Further down, total finance costs fell by 51.7% y/y to USD821.97 million (Q4-25: -52.4% y/y to USD221.49 million), primarily reflecting the 79.6% y/y decline in derivative and foreign exchange losses to USD92.00 million (2024FY: USD452.00 million).
 
Overall, AIRTELAFRI reported a profit before tax (PBT) of USD661.24 million (vs. a loss before tax of USD63.11 million in 2024FY) and a profit after tax (PAT) of USD328.46 million (2024FY: loss after tax of USD89.20 million).
 
Comment: Despite a revenue slowdown, primarily driven by lower Nigerian revenue, AIRTELAFRI achieved a turnaround in earnings for 2025FY, highlighting lower exceptional derivative and FX losses.
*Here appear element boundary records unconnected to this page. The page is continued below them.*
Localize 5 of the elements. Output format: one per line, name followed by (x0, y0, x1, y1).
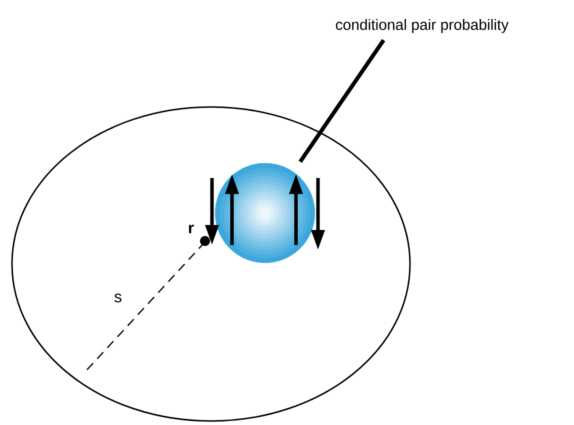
callout-text: conditional pair probability (336, 19, 509, 33)
point-label: r (188, 224, 194, 234)
leader-line (298, 39, 386, 163)
point-label: s (114, 294, 122, 302)
sphere (215, 163, 315, 263)
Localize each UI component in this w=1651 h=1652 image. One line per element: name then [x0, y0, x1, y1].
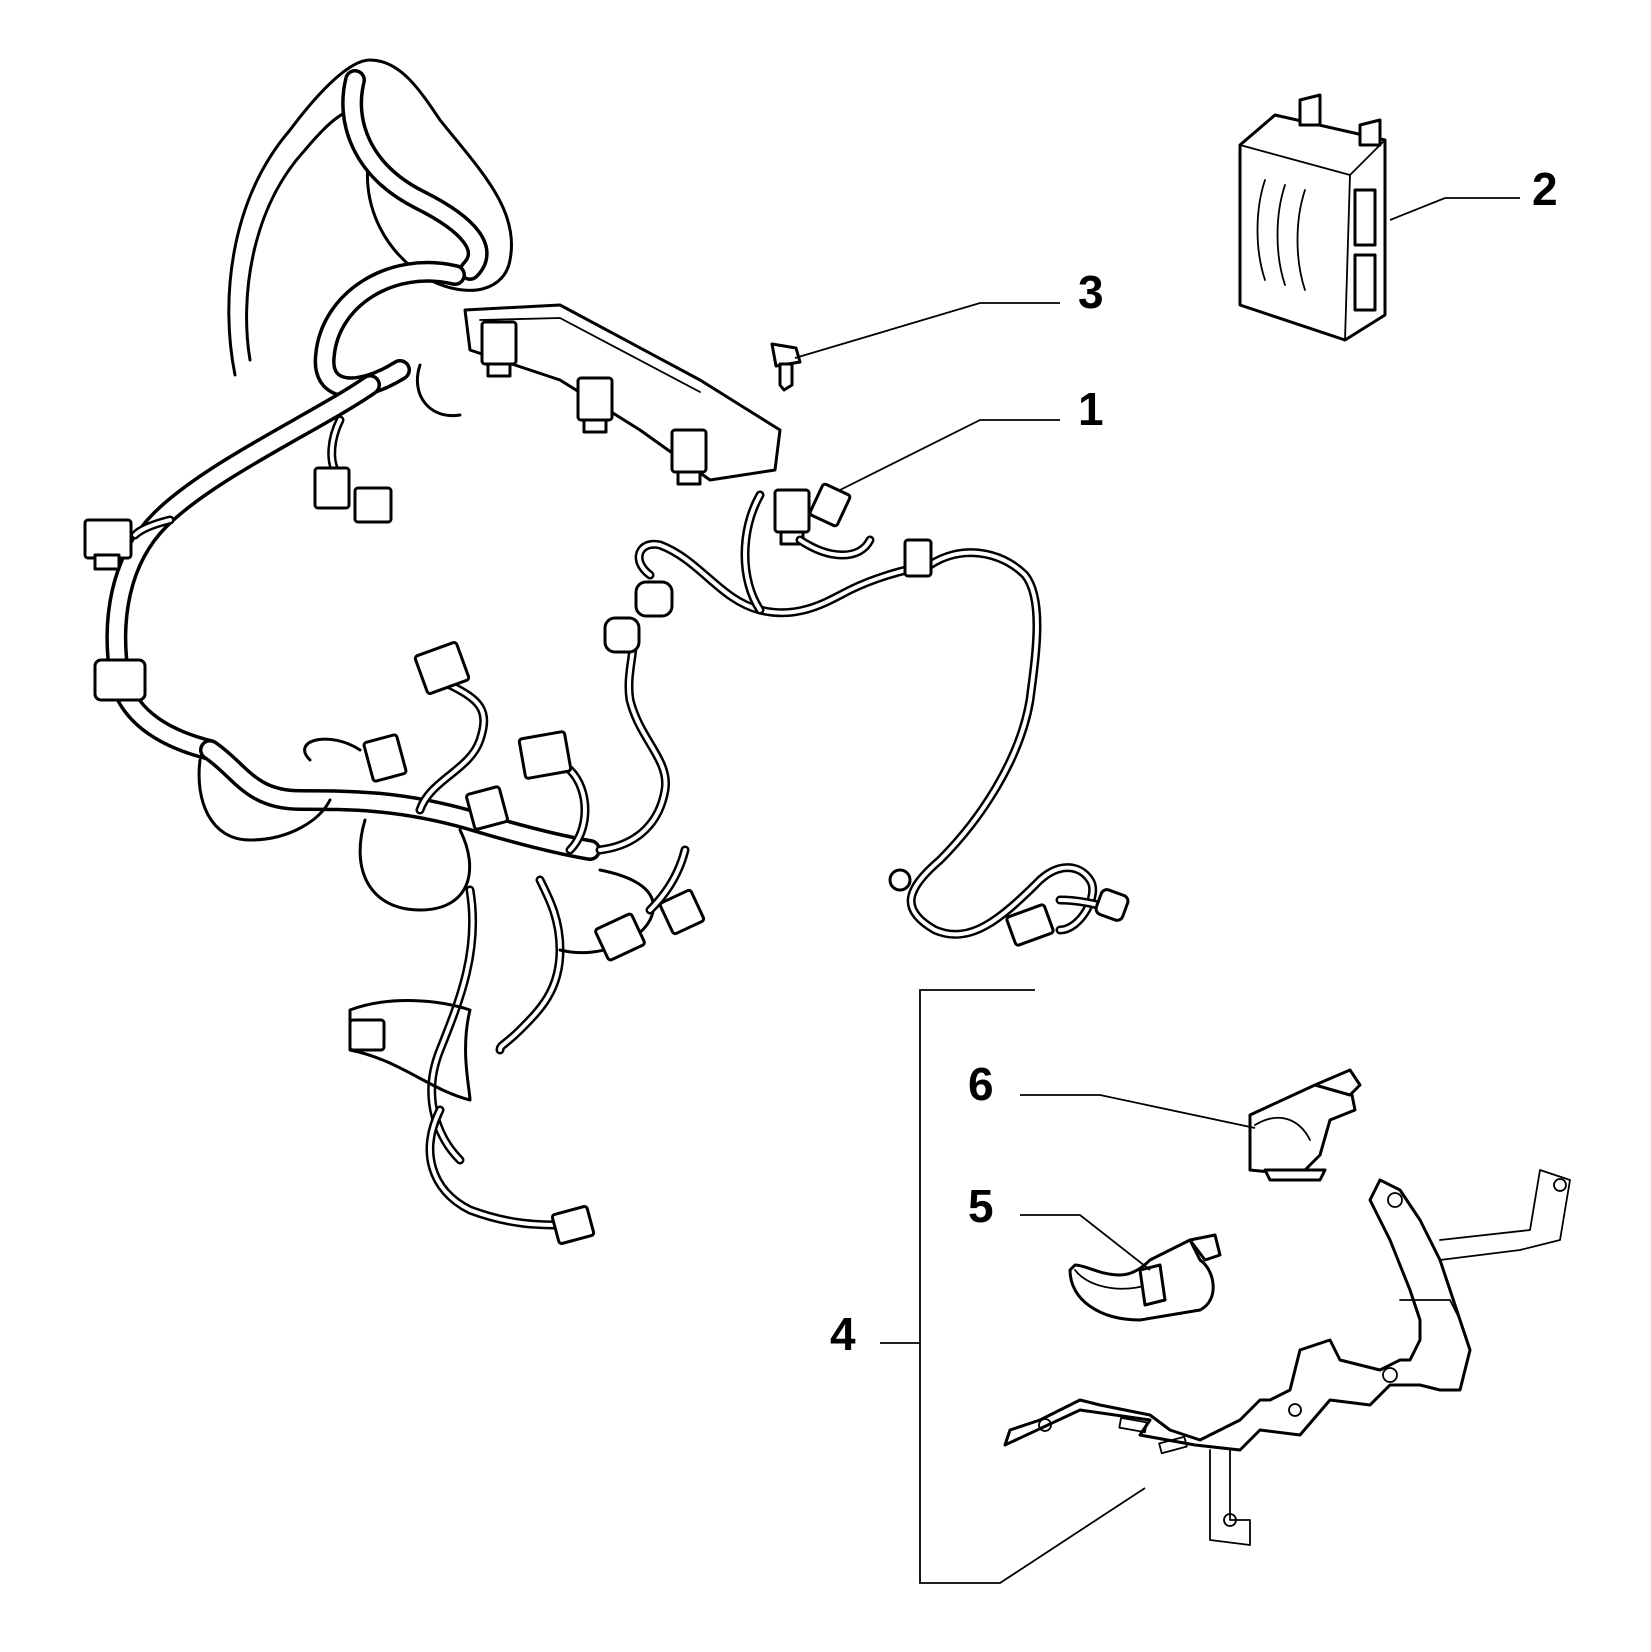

Looking ahead, we anticipate sustained revenue and profitability growth, supported by recent tariff adjustments in Nigeria, a relatively stable operating environment and currency across key regions, expanding data and mobile money services, disciplined cost management, and reduced FX exposure. Our estimates are under review.